Progesterone is the only substance that I know of that will actually increase bone strength and density. It does this by serving as a growth promoter for the osteoblasts, or the cells that build bone. Of course, it would be wise to have the other basics in place such as adequate amounts of calcium, zinc, magnesium, vitamin D and copper, in addition to exercise and avoidance of items that will damage bone like soda pop and sugar.

This is one of the main reasons you will not find studies published on natural progesterone as it is a natural substance which can not be patented and no huge amounts of profit can be realized.
I didn't realize until I seen the date on my initial post that it had been so long. Wow! Two years!

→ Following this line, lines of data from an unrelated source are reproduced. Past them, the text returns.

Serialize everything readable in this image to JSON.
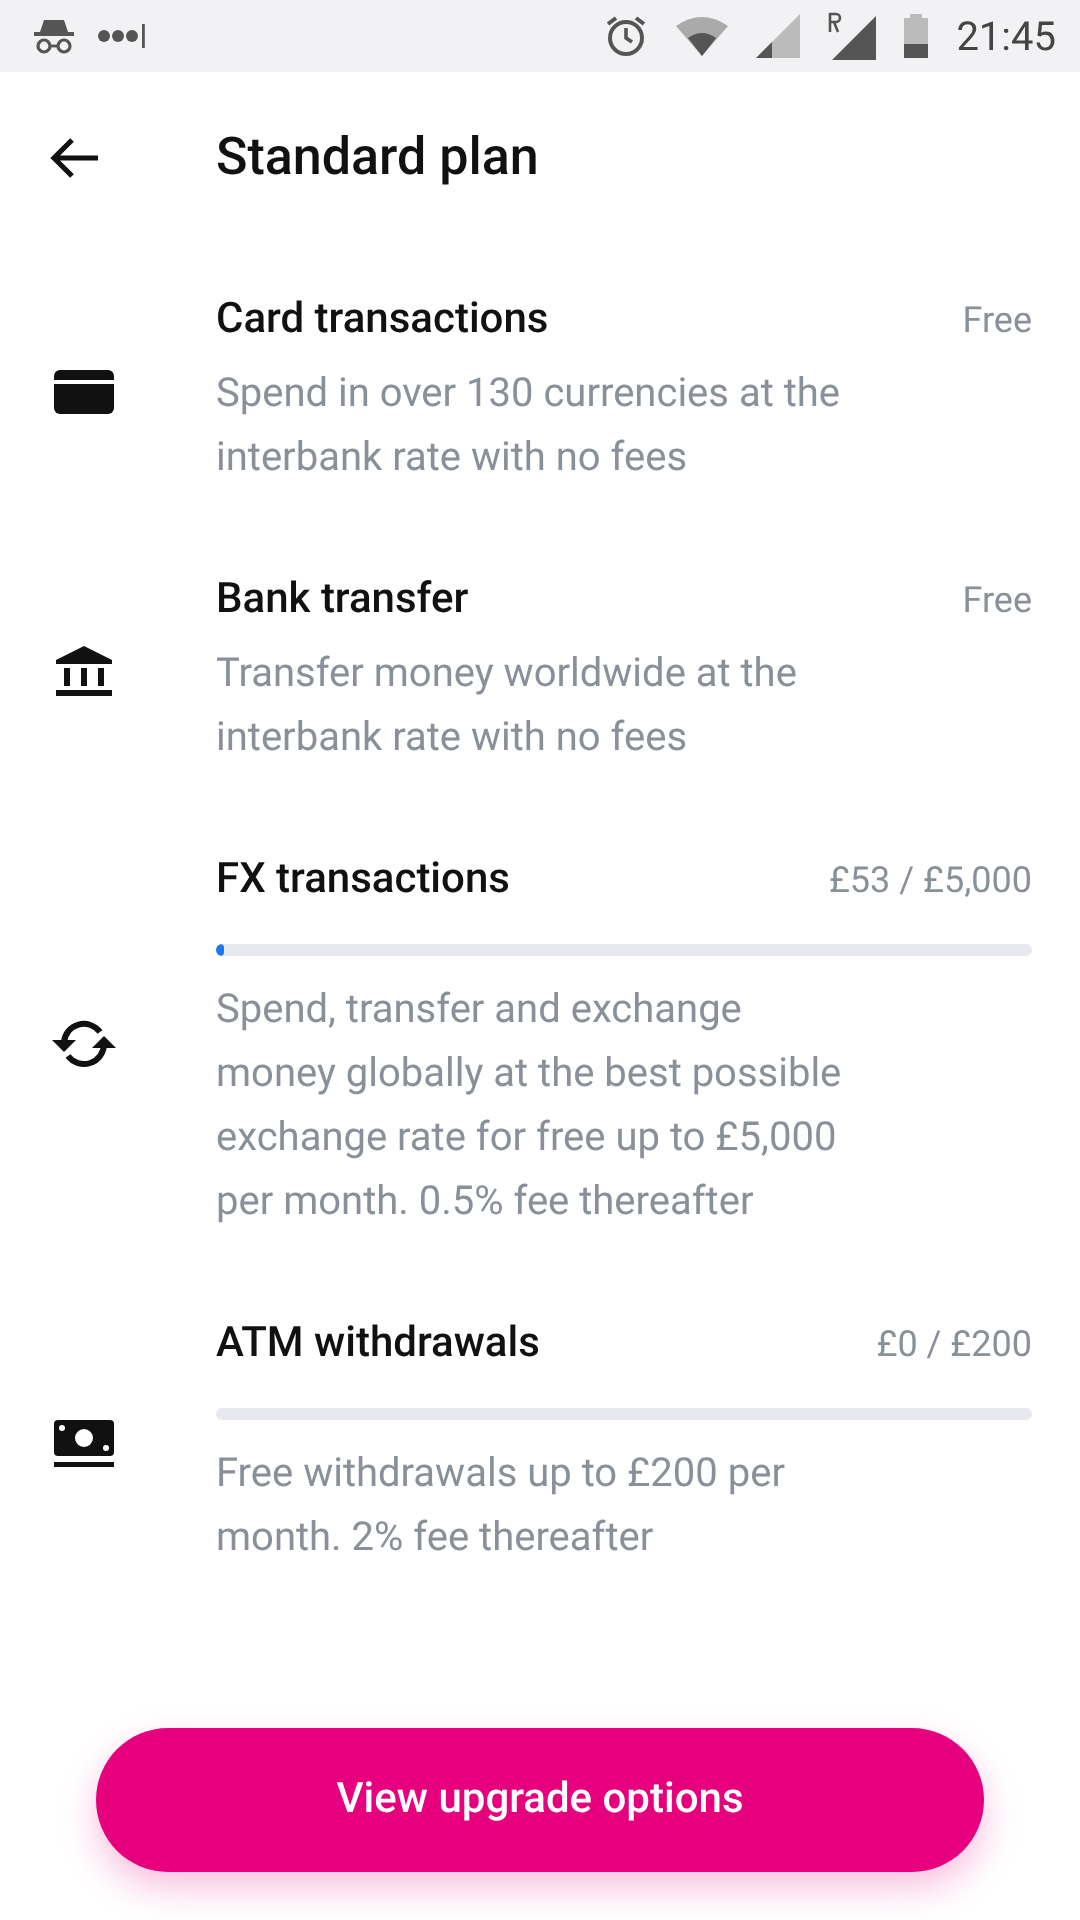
{
  "status_bar": {
    "time": "21:45"
  },
  "header": {
    "title": "Standard plan"
  },
  "features": [
    {
      "kind": "plain",
      "title": "Card transactions",
      "value": "Free",
      "description": "Spend in over 130 currencies at the interbank rate with no fees"
    },
    {
      "kind": "plain",
      "title": "Bank transfer",
      "value": "Free",
      "description": "Transfer money worldwide at the interbank rate with no fees"
    },
    {
      "kind": "meter",
      "title": "FX transactions",
      "value": "£53 / £5,000",
      "level": 0.0106,
      "description": "Spend, transfer and exchange money globally at the best possible exchange rate for free up to £5,000 per month. 0.5% fee thereafter"
    },
    {
      "kind": "meter",
      "title": "ATM withdrawals",
      "value": "£0 / £200",
      "description": "Free withdrawals up to £200 per month. 2% fee thereafter"
    }
  ],
  "button": {
    "label": "View upgrade options"
  }
}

I only took the medicine for a couple months. We didn't agree with one another, so I stopped. After reading what you had to say, NO wonder!

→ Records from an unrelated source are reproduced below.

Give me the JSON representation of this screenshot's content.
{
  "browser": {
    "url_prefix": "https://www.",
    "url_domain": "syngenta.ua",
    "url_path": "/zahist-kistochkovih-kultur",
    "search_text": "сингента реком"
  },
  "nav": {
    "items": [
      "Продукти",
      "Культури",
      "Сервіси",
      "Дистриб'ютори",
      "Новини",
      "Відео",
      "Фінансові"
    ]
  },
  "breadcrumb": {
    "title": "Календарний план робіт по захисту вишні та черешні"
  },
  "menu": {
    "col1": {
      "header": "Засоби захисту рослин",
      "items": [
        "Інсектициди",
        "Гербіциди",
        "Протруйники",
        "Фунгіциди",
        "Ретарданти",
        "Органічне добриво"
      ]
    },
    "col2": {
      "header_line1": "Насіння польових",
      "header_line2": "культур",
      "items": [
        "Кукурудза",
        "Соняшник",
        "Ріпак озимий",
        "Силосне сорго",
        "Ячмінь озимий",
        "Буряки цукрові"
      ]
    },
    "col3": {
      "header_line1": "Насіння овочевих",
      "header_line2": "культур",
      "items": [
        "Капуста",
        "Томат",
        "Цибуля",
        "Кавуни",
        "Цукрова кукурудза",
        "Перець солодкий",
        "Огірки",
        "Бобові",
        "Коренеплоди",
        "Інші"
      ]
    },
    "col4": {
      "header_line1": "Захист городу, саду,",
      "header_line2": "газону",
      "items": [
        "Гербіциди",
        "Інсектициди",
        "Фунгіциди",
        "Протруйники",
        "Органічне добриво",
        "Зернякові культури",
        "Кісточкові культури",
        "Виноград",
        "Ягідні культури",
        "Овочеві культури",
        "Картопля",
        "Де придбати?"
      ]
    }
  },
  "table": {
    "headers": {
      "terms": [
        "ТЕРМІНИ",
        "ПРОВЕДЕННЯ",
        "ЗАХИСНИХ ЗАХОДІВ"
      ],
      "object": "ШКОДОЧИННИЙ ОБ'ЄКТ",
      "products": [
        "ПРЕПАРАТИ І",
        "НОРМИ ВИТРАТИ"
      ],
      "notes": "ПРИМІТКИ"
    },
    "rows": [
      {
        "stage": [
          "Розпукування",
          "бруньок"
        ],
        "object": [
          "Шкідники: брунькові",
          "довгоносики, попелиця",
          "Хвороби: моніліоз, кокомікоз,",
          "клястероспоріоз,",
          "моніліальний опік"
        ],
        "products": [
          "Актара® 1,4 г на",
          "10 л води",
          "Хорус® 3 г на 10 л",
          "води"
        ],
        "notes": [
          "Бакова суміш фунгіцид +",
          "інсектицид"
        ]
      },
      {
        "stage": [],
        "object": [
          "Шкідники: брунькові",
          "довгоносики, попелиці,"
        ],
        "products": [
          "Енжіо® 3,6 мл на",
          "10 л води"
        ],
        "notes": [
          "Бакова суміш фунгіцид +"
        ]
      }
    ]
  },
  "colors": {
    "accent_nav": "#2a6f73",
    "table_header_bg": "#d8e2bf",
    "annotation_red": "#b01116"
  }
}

Ladies: DRINK MILK - whatever it takes to get the calcium and vitamin D in your body!!! The alternative is far worse than the taste of milk!!!

I disagree with the concept of "Milk Builds Strong Bones." If you look at the advertising campaigns, the one with the mustaches, you'll note that they say "Calcium builds strong bones." Since the person with the milk mustache is always holding a glass of milk, you make the leap and assumption that it is the milk that builds strong bones.

My take on it is this, based on studies from Johns Hopkins and well-known pediatricians and knowing doctors across the world: cow's milk was made for baby cows. Think of it this way...we are the only full-grown adult species on the planet earth that drinks "mother's milk," and we are the only full-grown adult species that drinks "mother's milk" from ANOTHER SPECIES! Logically it makes sense when you look at it that way. Also, google "lactose intolerance" and see what you find.

Concerning calcium intake, since it is SO HARD for us humans to digest milk (most of us lack the enzyme to break milk sugars down) the process that our bodies go through to digest it produces a NET result of a LOSS of calcium.

There are other ways to build bones. Bio-identical progesterone is ONE of them. Tuna, salmon, sesame seeds are all very high in calcium, and we need 1000 mg / day. We also need Vitamin D and Magnesium in order to process calcium, so a GOOD multivitamin is essential. You might want to check out these sites: ... lcium.html ... opic_id=60
:lmt: Hi all, just seen this page while I'm searching for treatments for my old dog who has osteoporosis of her spine.

She has many tiny fractures in some vertebrae and disks pushing in towards her spinal column, and is in increasing pain mostly when she lies down. She is on a high dose of calcium. I have been looking for more info, I read all your remarks with interest, has anyone heard of this or had experience of it in dogs?